The fizz for growth

Related tags Soft drinks Developed country Soft drink United states

A new Euromonitor report on the global soft drinks industry reveals
that emerging markets show strong growth in the sector, while
developed markets are faced with the challenge of market maturity.

Euromonitor pinpoints that health and well-being continue to shape consumer choice in the soft drinks market, especially in developed markets where consumers are increasingly demanding multi-functional beverages. The report maps how bottled water, fruit juice and functional drinks are pressurising carbonates, which in contrast is demonstrating moderate growth in both developed and developing regions, despite a string of major launches in flavoured cola.
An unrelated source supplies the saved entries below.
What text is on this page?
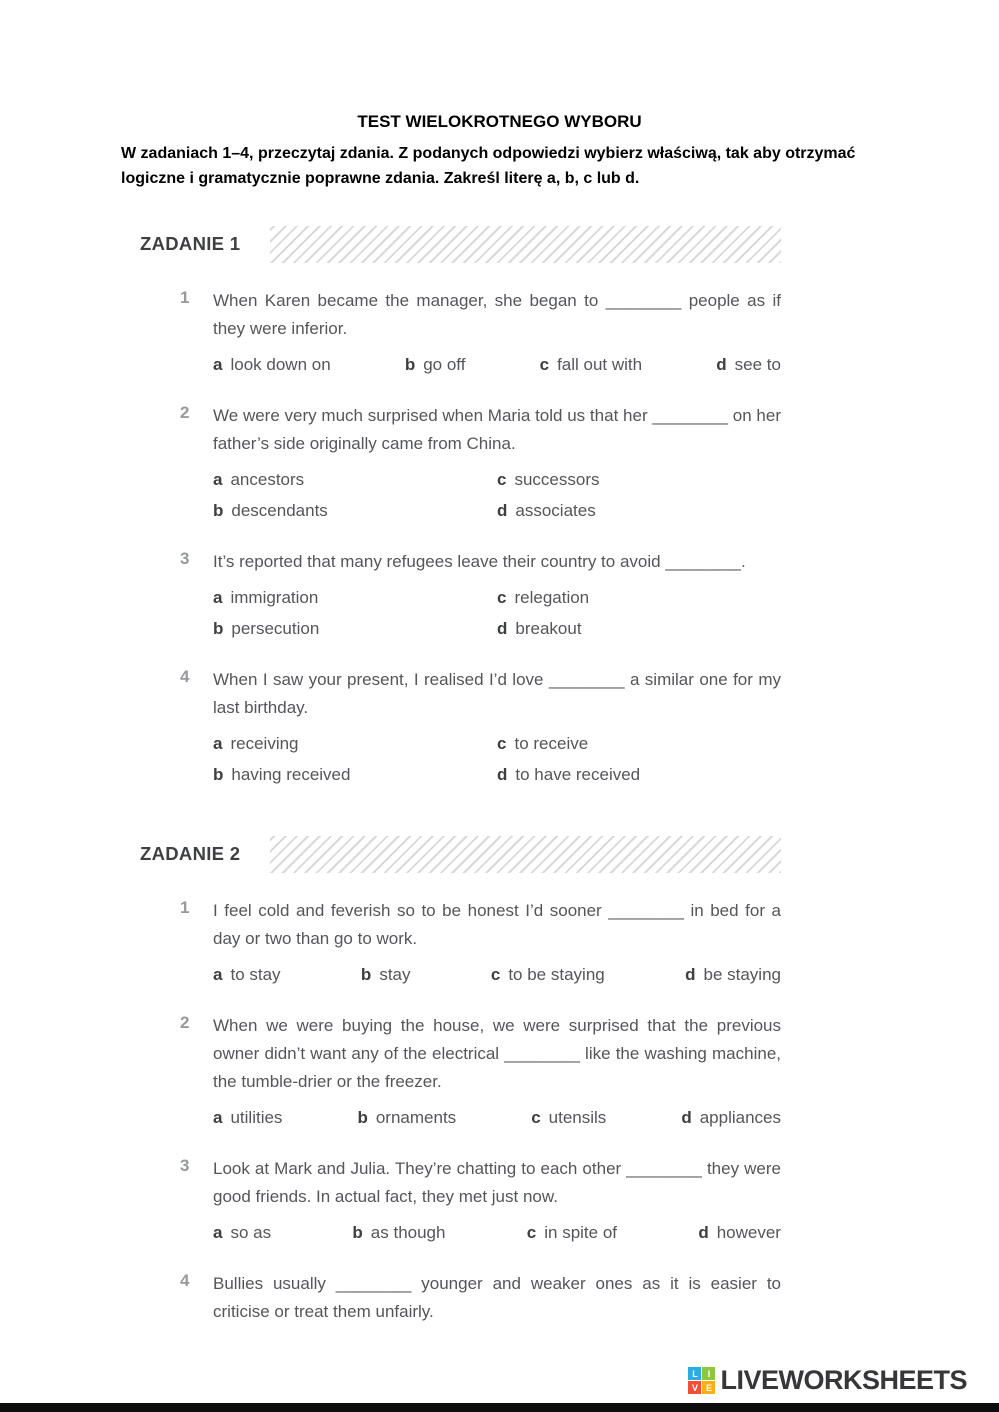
TEST WIELOKROTNEGO WYBORU

W zadaniach 1–4, przeczytaj zdania. Z podanych odpowiedzi wybierz właściwą, tak aby otrzymać logiczne i gramatycznie poprawne zdania. Zakreśl literę a, b, c lub d.

ZADANIE 1
1	When Karen became the manager, she began to ________ people as if they were inferior.

a look down on	b go off	c fall out with	d see to
2	We were very much surprised when Maria told us that her ________ on her father’s side originally came from China.

a ancestors
b descendants
c successors
d associates
3	It’s reported that many refugees leave their country to avoid ________.

a immigration
b persecution
c relegation
d breakout
4	When I saw your present, I realised I’d love ________ a similar one for my last birthday.

a receiving
b having received
c to receive
d to have received
ZADANIE 2
1	I feel cold and feverish so to be honest I’d sooner ________ in bed for a day or two than go to work.

a to stay	b stay	c to be staying	d be staying
2	When we were buying the house, we were surprised that the previous owner didn’t want any of the electrical ________ like the washing machine, the tumble-drier or the freezer.

a utilities	b ornaments	c utensils	d appliances
3	Look at Mark and Julia. They’re chatting to each other ________ they were good friends. In actual fact, they met just now.

a so as	b as though	c in spite of	d however
4	Bullies usually ________ younger and weaker ones as it is easier to criticise or treat them unfairly.

L	I
V E LIVEWORKSHEETS
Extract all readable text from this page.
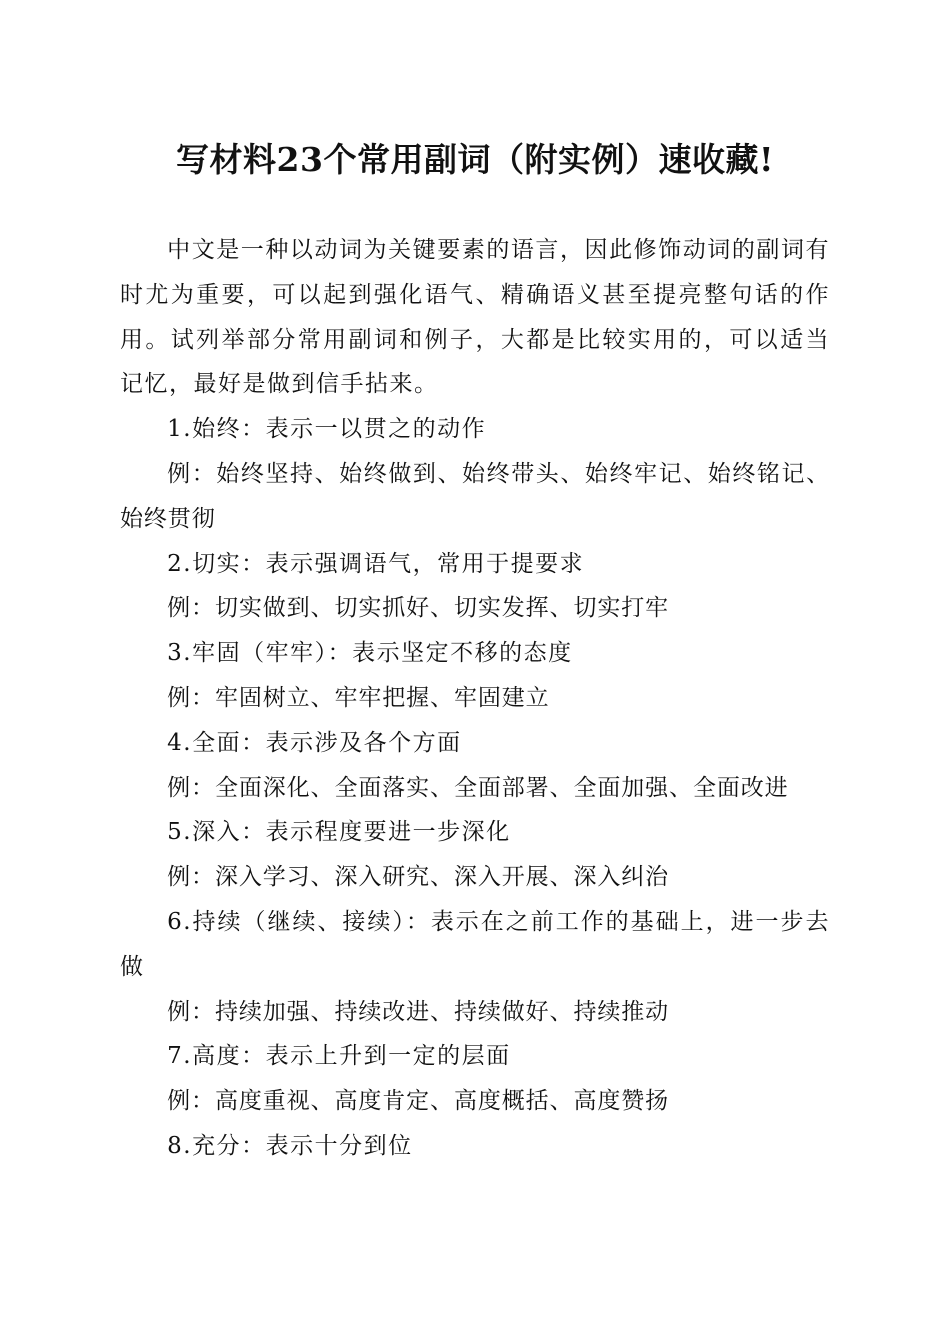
写材料23个常用副词（附实例）速收藏!

中文是一种以动词为关键要素的语言，因此修饰动词的副词有时尤为重要，可以起到强化语气、精确语义甚至提亮整句话的作用。试列举部分常用副词和例子，大都是比较实用的，可以适当记忆，最好是做到信手拈来。

1.始终：表示一以贯之的动作

例：始终坚持、始终做到、始终带头、始终牢记、始终铭记、始终贯彻

2.切实：表示强调语气，常用于提要求

例：切实做到、切实抓好、切实发挥、切实打牢

3.牢固（牢牢）：表示坚定不移的态度

例：牢固树立、牢牢把握、牢固建立

4.全面：表示涉及各个方面

例：全面深化、全面落实、全面部署、全面加强、全面改进

5.深入：表示程度要进一步深化

例：深入学习、深入研究、深入开展、深入纠治

6.持续（继续、接续）：表示在之前工作的基础上，进一步去做

例：持续加强、持续改进、持续做好、持续推动

7.高度：表示上升到一定的层面

例：高度重视、高度肯定、高度概括、高度赞扬

8.充分：表示十分到位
Euromonitor​ also evaluates the success of manufacturers deploying flexible strategies in building share in geographic markets at different levels of development. In mature markets major players focus on building added value brands to protect margins, with functionality a key feature. 'Good-for-you' soft drinks such as enhanced water, fortified juice and flavoured water increasingly appeal to health conscious consumers.

The report contrasts this to the situation in developing markets where marketing initiatives are focused on developing global brands infused with strong local flavour. Geographical penetration through strategies designed to reach potential consumers continues remain the core focus for multinationals in the short to medium term.

In terms of distribution, alternative channels, such as home delivery of bottled water, is growing rapidly in key developing markets such as Mexico, China and Indonesia. This has triggered a string of acquisitions in the HOD market in both developing and developed markets in recent years.

Supermarkets/hypermarkets are the primary distribution channels for soft drinks, responsible for over one third of the total retail volume sales of soft drinks. Developed markets such as Germany saw the increased importance of discounters amid the economic slowdown in the past year.

Euromonitor also provides analysis on fountain sales of carbonates through foodservice channels and convenience stores. The development of chained fast food outlets is instrumental in the ongoing growth in fountain sales. Unsurprisingly North America accounts for the bulk of global fountain sales, but increasingly Asia Pacific is growing in importance as a direct result of expansion by Tricon's KFC and McDonald's.

The total global volume sales of soft drinks reached 327 billion litres in 2003, up around 5.7 per cent over 2002. North America continues to be the biggest consumer in the soft drinks market, accounting for around 25 per cent of total global volume sales. However, volume growth in North America was sluggish in 2002, with sales affected by the poor economic condition in the US and the maturity of the market. Despite similar uncertainty in the economy in Western European, consumers there continued to increase their consumption of soft drinks, enticed by new product launches.

Although the report shows Asia Pacific has the lowest level of per capita consumption at only 22 litres - just one third of the world's average - the region registered the fastest growth in volume sales. According to Euromonitor the principal contributing factors to the growth have been growing urbanisation, deeper penetration by multinationals and improved retail infrastructure.

Among major soft drinks markets, emerging markets such as China, India and Indonesia demonstrated buoyant volume growth in 2002. The report also reveals that this dynamism continues to be evident in Mexico, with strong growth underpinned by rapid expansion of the home delivery industry.